Singapur — eine multikulturelle Metropole und geschätzter Kunde deutscher Exporte.

Otto Huber
24.11.2013, 11:56 Uhr
Beitrag von Otto Huber

„Seit Mai war i scho nimma dahoam“, klagt der Martl, ein altgedienter Bierzeltmusiker aus Wolnzach in der Hollertau. Als Posaunist und Sänger tingelte er mit seiner „Bavarian Band“ zwischen Tokio, Peking und Kuala Lumpur von einem Zelt zum anderen. Das Oktoberfest in Singapur ist die letzte Station. „Das einzige“, sagt der Martl, „was als original bayrisch gilt ist in München steht ein Hofbräuhaus oans, zwoa, drei g’suffa . . .“ Ansonsten schätze das Publikum eher Schunkellieder oder internationale Hits. Das ist Globalisierung einmal anders herum!

Das Bierzelt mit der überdimensionalen Klimaanlage auf Pulau Keppel im vornehmen Harbour Front Bezirk kommt natürlich aus Deutschland. Ebenso die Biertische, die Tischdecken mit den weißblauen Rautenmustern und die Kloh-Häusl. Die Messingzapfhähne blitzen wie Gold und die Alufässer einer Münchner Brauerei werden täglich per Luftfracht angeliefert. Der Eintritt kostet 65.— €, die Maß Bier um die 20.— €. Man gönnt sich ja sonst nichts.

Nürnberger Bratwürstl im quirligen Chinatown.

In Singapurs Chinatown steht „Erichs last Wuerstelstand before Äquator“. Der Wirt, eine Art oberösterreichischer Obelix mit gemütlichem Schmerbauch legt Wert auf die Tatsache, dass seine Weiß-, Leber- und Bratwürste dreimal die Woche frisch aus Nürnberg eingeflogen werden.

Singapur ist eine multikulturelle kosmopolitische Metropole in der unterschiedlichste Rassen und Religionen friedlich zusammenleben.
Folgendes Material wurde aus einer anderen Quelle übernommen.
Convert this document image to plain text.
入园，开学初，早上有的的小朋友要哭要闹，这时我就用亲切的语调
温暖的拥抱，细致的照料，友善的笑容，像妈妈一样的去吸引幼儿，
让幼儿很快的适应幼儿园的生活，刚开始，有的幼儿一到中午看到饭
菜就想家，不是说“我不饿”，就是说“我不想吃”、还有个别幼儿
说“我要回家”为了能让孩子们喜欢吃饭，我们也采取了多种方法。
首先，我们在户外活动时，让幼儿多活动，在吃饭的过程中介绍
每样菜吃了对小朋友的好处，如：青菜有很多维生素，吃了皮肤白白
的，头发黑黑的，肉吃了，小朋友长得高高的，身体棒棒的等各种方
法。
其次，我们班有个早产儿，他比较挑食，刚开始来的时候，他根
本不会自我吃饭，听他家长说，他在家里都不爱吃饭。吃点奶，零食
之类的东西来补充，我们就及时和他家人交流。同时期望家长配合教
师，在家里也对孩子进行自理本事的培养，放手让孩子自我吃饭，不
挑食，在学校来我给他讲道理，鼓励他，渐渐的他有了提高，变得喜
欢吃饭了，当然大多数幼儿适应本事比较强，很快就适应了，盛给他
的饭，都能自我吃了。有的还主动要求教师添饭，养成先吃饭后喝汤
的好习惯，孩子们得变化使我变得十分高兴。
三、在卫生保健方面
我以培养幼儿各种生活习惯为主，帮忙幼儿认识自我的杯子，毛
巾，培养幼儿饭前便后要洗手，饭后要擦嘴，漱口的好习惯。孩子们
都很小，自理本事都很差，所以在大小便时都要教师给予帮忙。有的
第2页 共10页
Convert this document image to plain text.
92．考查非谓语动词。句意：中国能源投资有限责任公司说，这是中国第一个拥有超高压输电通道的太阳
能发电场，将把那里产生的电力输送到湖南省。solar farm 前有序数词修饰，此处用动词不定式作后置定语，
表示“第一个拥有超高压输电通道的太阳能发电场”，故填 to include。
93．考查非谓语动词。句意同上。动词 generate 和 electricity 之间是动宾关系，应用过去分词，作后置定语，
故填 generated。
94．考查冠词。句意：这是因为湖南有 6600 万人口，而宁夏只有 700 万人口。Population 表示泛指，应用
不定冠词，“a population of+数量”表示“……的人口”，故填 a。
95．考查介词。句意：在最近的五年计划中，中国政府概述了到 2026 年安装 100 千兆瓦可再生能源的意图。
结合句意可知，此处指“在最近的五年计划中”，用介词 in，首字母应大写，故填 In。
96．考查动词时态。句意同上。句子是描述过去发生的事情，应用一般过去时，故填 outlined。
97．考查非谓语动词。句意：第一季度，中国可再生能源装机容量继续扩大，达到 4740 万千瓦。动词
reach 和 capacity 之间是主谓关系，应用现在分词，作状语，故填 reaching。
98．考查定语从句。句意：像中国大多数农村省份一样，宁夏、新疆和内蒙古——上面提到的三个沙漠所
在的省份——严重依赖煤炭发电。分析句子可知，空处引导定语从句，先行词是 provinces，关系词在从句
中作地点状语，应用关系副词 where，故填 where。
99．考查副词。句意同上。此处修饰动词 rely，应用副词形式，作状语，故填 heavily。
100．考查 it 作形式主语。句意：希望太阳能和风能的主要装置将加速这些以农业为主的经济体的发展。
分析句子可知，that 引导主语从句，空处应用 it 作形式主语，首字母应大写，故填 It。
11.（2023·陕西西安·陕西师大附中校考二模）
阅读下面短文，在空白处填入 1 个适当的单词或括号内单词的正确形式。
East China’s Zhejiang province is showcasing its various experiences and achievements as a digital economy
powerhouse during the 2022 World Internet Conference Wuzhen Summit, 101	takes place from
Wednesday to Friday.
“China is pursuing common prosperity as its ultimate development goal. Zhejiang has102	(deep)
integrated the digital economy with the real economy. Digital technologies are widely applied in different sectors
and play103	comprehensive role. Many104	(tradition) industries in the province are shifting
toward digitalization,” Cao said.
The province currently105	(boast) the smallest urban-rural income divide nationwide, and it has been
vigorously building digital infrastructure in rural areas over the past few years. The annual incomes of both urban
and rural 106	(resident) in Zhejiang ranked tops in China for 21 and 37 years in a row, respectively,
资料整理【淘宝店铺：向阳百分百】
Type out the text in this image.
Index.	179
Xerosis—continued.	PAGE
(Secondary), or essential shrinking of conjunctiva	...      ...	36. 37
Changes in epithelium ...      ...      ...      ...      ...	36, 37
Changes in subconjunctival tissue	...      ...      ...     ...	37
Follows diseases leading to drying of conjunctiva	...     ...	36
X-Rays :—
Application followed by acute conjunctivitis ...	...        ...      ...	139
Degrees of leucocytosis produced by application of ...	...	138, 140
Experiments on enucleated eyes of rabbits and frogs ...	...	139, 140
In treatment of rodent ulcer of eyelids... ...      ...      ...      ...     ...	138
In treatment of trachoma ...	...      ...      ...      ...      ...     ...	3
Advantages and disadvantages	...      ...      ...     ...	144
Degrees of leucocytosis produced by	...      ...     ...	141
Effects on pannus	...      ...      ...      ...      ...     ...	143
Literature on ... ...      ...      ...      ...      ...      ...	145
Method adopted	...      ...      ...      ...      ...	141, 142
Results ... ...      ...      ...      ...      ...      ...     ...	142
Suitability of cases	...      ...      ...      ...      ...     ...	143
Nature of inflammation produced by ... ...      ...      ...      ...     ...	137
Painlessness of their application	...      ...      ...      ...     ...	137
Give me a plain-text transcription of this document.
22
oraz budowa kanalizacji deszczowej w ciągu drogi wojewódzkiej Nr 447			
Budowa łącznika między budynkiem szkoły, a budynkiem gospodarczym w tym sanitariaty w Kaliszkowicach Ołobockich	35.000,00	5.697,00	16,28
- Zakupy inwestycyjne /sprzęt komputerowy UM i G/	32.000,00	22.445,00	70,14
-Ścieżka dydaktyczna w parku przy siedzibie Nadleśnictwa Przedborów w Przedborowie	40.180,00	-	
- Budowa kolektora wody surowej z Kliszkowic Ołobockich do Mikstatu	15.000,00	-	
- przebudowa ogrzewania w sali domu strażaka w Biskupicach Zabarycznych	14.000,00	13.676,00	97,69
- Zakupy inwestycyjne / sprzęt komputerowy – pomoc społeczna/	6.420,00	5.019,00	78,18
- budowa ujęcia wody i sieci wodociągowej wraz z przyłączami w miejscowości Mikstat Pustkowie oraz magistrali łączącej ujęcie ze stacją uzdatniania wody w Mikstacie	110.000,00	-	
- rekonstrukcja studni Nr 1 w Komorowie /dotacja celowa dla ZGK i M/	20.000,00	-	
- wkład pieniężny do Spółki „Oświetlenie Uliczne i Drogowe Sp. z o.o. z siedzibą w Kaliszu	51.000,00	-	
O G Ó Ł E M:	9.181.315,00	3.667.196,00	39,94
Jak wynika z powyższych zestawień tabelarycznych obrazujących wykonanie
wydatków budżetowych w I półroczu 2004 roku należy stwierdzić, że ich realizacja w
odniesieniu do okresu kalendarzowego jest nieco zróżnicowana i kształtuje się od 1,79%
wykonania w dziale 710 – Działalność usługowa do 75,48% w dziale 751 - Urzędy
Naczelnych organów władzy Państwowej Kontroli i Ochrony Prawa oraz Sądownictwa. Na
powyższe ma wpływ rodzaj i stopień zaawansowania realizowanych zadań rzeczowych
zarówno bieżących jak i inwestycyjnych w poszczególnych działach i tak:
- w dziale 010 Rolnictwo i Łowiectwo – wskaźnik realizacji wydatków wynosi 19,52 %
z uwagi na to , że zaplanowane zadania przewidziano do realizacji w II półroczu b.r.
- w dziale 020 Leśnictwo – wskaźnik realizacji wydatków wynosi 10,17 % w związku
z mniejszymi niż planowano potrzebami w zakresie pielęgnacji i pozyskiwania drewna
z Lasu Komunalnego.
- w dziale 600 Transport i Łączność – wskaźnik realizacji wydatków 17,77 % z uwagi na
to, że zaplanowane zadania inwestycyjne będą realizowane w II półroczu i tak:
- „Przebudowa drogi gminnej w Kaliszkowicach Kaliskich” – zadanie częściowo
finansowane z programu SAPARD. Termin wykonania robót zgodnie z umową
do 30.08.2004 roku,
Hier haben leuchtend weiß gestrichene anglikanische Kirchen aus der Kolonialzeit ebenso Platz wie Moscheen, deren türkis gekachelten Minarette in der Sonne glänzen. Buddhistische Pagoden stehen neben Hindutempeln mit ihren ungezählten Göttern die in fröhliche Buntheit die Lebensfreude Indiens widerspiegeln. An der Uferpromenade am Boat Quay auf der Terrasse vor einem der restaurierten Lagerhäuser geniest man die kulinarischen Köstlichkeiten aller denkbarer asiatischer Küchen während der Singapur River im Rhythmus der Gezeiten träge hin und her schwappt. Man kann sich kaum vorstellen wie es hier vor 60 Jahren ausgesehen hat. Armut, Slums, Dreck, Mafia, Straßenkämpfe, Drogendealer und eine kommunistische Stadtguerilla prägten damals das Bild Singapurs.

Ein charismatischer Politiker und die konfuzianischen Werte.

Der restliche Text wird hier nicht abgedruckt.